I met Jordan, my best friend, just outside of Rage, the club where he worked. We almost always commuted home together in Jordan’s car. If I had a shift when he didn’t, he would usually give me a ride.

“Shit, Bird, I’m sorry. Two people didn’t show and I have to work a double.”

“Oh, that sucks,” I frowned. Jordan was a dancer, too. He had taught several classes early that morning, and now he would likely have to work at Rage until close.

“I’ll sleep when I’m dead.” He threw his arm around my shoulder. “Shit, I wish my car wasn’t in the shop. I would just let you take it home. Do you have money for a cab? I don’t want you walking home alone.”

I nodded. It was a lie. I mean, yes, I did have cash from tips, but I had just paid rent and bills, and this cash was my money to eat for the rest of the week; I didn’t want to live on ramen. I loved Jordan, but he had already helped me out so much, and I didn’t want him to shell out another thirty-five bucks on me.

Jordan was right to be concerned. Our apartment building was located near the border of Skid Row and the more developed part of Downtown LA. Our building provided access to free parking, but that was in a detached garage several blocks away.

Getting back to the building meant walking through Skid Row, a place that lived up to its infamy. Homeless people slept under tarps, the stench of urine was pervasive, garbage lined the streets. I thought myself brave and cosmopolitan, like that hipster who moves to the crime-riddled area, thinking that because they weren’t on the streets, they somehow hovered above its dangers. If I just minded my business, no one would bother me, I told myself. But the truth was I almost always had Jordan, all 6’4” of his statuesque dancer build, right by my side.

I guess that was one of my flaws—I didn’t like to admit when I was scared.

Besides, it wasn’t that late, only seven-thirty or so. I would be fine. I knew if I told Jordan I was busing, he would force me to take money, so I just saved myself the embarrassment and him the fight.

“You sure?”

“Yup. I’ve got it handled, my love,” I said to him, as I tugged on his sparkly short-shorts. “I wish I could fill these out like you.”

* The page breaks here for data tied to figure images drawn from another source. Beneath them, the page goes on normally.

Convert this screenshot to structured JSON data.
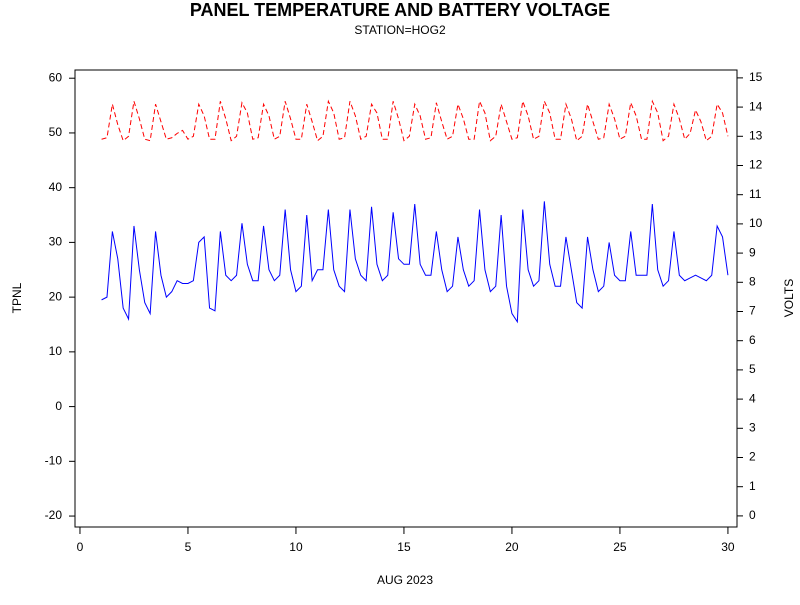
{
  "chart_data": {
    "type": "line",
    "title": "PANEL TEMPERATURE AND BATTERY VOLTAGE",
    "subtitle": "STATION=HOG2",
    "xlabel": "AUG 2023",
    "x": [
      1,
      1.25,
      1.5,
      1.75,
      2,
      2.25,
      2.5,
      2.75,
      3,
      3.25,
      3.5,
      3.75,
      4,
      4.25,
      4.5,
      4.75,
      5,
      5.25,
      5.5,
      5.75,
      6,
      6.25,
      6.5,
      6.75,
      7,
      7.25,
      7.5,
      7.75,
      8,
      8.25,
      8.5,
      8.75,
      9,
      9.25,
      9.5,
      9.75,
      10,
      10.25,
      10.5,
      10.75,
      11,
      11.25,
      11.5,
      11.75,
      12,
      12.25,
      12.5,
      12.75,
      13,
      13.25,
      13.5,
      13.75,
      14,
      14.25,
      14.5,
      14.75,
      15,
      15.25,
      15.5,
      15.75,
      16,
      16.25,
      16.5,
      16.75,
      17,
      17.25,
      17.5,
      17.75,
      18,
      18.25,
      18.5,
      18.75,
      19,
      19.25,
      19.5,
      19.75,
      20,
      20.25,
      20.5,
      20.75,
      21,
      21.25,
      21.5,
      21.75,
      22,
      22.25,
      22.5,
      22.75,
      23,
      23.25,
      23.5,
      23.75,
      24,
      24.25,
      24.5,
      24.75,
      25,
      25.25,
      25.5,
      25.75,
      26,
      26.25,
      26.5,
      26.75,
      27,
      27.25,
      27.5,
      27.75,
      28,
      28.25,
      28.5,
      28.75,
      29,
      29.25,
      29.5,
      29.75,
      30
    ],
    "series": [
      {
        "name": "TPNL",
        "color": "#0000ff",
        "axis": "y",
        "line_style": "solid",
        "values": [
          19.5,
          20,
          32,
          27,
          18,
          16,
          33,
          25,
          19,
          17,
          32,
          24,
          20,
          21,
          23,
          22.5,
          22.5,
          23,
          30,
          31,
          18,
          17.5,
          32,
          24,
          23,
          24,
          33.5,
          26,
          23,
          23,
          33,
          25,
          23,
          24,
          36,
          25,
          21,
          22,
          35,
          23,
          25,
          25,
          36,
          25,
          22,
          21,
          36,
          27,
          24,
          23,
          36.5,
          26,
          23,
          24,
          35.5,
          27,
          26,
          26,
          37,
          26,
          24,
          24,
          32,
          25,
          21,
          22,
          31,
          25,
          22,
          23,
          36,
          25,
          21,
          22,
          35,
          22,
          17,
          15.5,
          36,
          25,
          22,
          23,
          37.5,
          26,
          22,
          22,
          31,
          25,
          19,
          18,
          31,
          25,
          21,
          22,
          30,
          24,
          23,
          23,
          32,
          24,
          24,
          24,
          37,
          25,
          22,
          23,
          32,
          24,
          23,
          23.5,
          24,
          23.5,
          23,
          24,
          33,
          31,
          24
        ]
      },
      {
        "name": "VOLTS",
        "color": "#ff0000",
        "axis": "y2",
        "line_style": "dashed",
        "values": [
          12.9,
          12.95,
          14.1,
          13.4,
          12.85,
          13.0,
          14.2,
          13.6,
          12.9,
          12.85,
          14.1,
          13.5,
          12.9,
          12.95,
          13.1,
          13.2,
          12.9,
          13.0,
          14.1,
          13.7,
          12.9,
          12.9,
          14.2,
          13.6,
          12.85,
          13.0,
          14.15,
          13.8,
          12.9,
          12.95,
          14.1,
          13.7,
          12.9,
          13.0,
          14.2,
          13.6,
          12.9,
          12.9,
          14.1,
          13.5,
          12.85,
          13.0,
          14.2,
          13.8,
          12.9,
          12.95,
          14.2,
          13.7,
          12.9,
          13.0,
          14.1,
          13.8,
          12.9,
          12.9,
          14.2,
          13.6,
          12.85,
          13.0,
          14.1,
          13.7,
          12.9,
          12.95,
          14.15,
          13.5,
          12.9,
          13.0,
          14.1,
          13.6,
          12.9,
          12.9,
          14.2,
          13.8,
          12.85,
          13.0,
          14.1,
          13.5,
          12.9,
          12.95,
          14.2,
          13.7,
          12.9,
          13.0,
          14.2,
          13.8,
          12.9,
          12.9,
          14.1,
          13.6,
          12.85,
          13.0,
          14.1,
          13.5,
          12.9,
          12.95,
          14.1,
          13.6,
          12.9,
          13.0,
          14.15,
          13.7,
          12.9,
          12.9,
          14.2,
          13.8,
          12.85,
          13.0,
          14.1,
          13.6,
          12.9,
          13.1,
          13.9,
          13.5,
          12.85,
          13.0,
          14.1,
          13.8,
          13.0
        ]
      }
    ],
    "xlim": [
      -0.23,
      30.42
    ],
    "xticks": [
      0,
      5,
      10,
      15,
      20,
      25,
      30
    ],
    "ylim": [
      -22,
      61.5
    ],
    "yticks": [
      -20,
      -10,
      0,
      10,
      20,
      30,
      40,
      50,
      60
    ],
    "y2lim": [
      -0.38,
      15.27
    ],
    "y2ticks": [
      0,
      1,
      2,
      3,
      4,
      5,
      6,
      7,
      8,
      9,
      10,
      11,
      12,
      13,
      14,
      15
    ]
  }
}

“Honey, you got a booty too,” he kissed my temple and glanced back towards the club. “I have to go. Text me when you get home so I know you’re safe.”

“You got it.”

The bus ride home was so much longer than a cab ride, but you get what you paid for. Unfortunately, by the time I stepped out of the bus the sun had long set, and I had a much darker walk home than I had anticipated.

As I stepped off the bus, I considered Jordan’s voice nagging me to find a cab. I did a quick mental calculation, and it just wasn’t worth the hassle and money when I could just walk for five minutes and be in the safety of my apartment building. I looked around, and took a deep breath to fortify myself for the short walk.

If I just minded my own business, no one would mess with me. That was usually how it worked out here.



I bet in a million years, no one who knew me a few years ago would have thought I’d have ended up on Skid. I know I wouldn’t have. But it was exactly where I needed to be. Hidden. Somewhere I could be forgotten and where I could forget; the people I’d hurt, the opportunities I’d destroyed.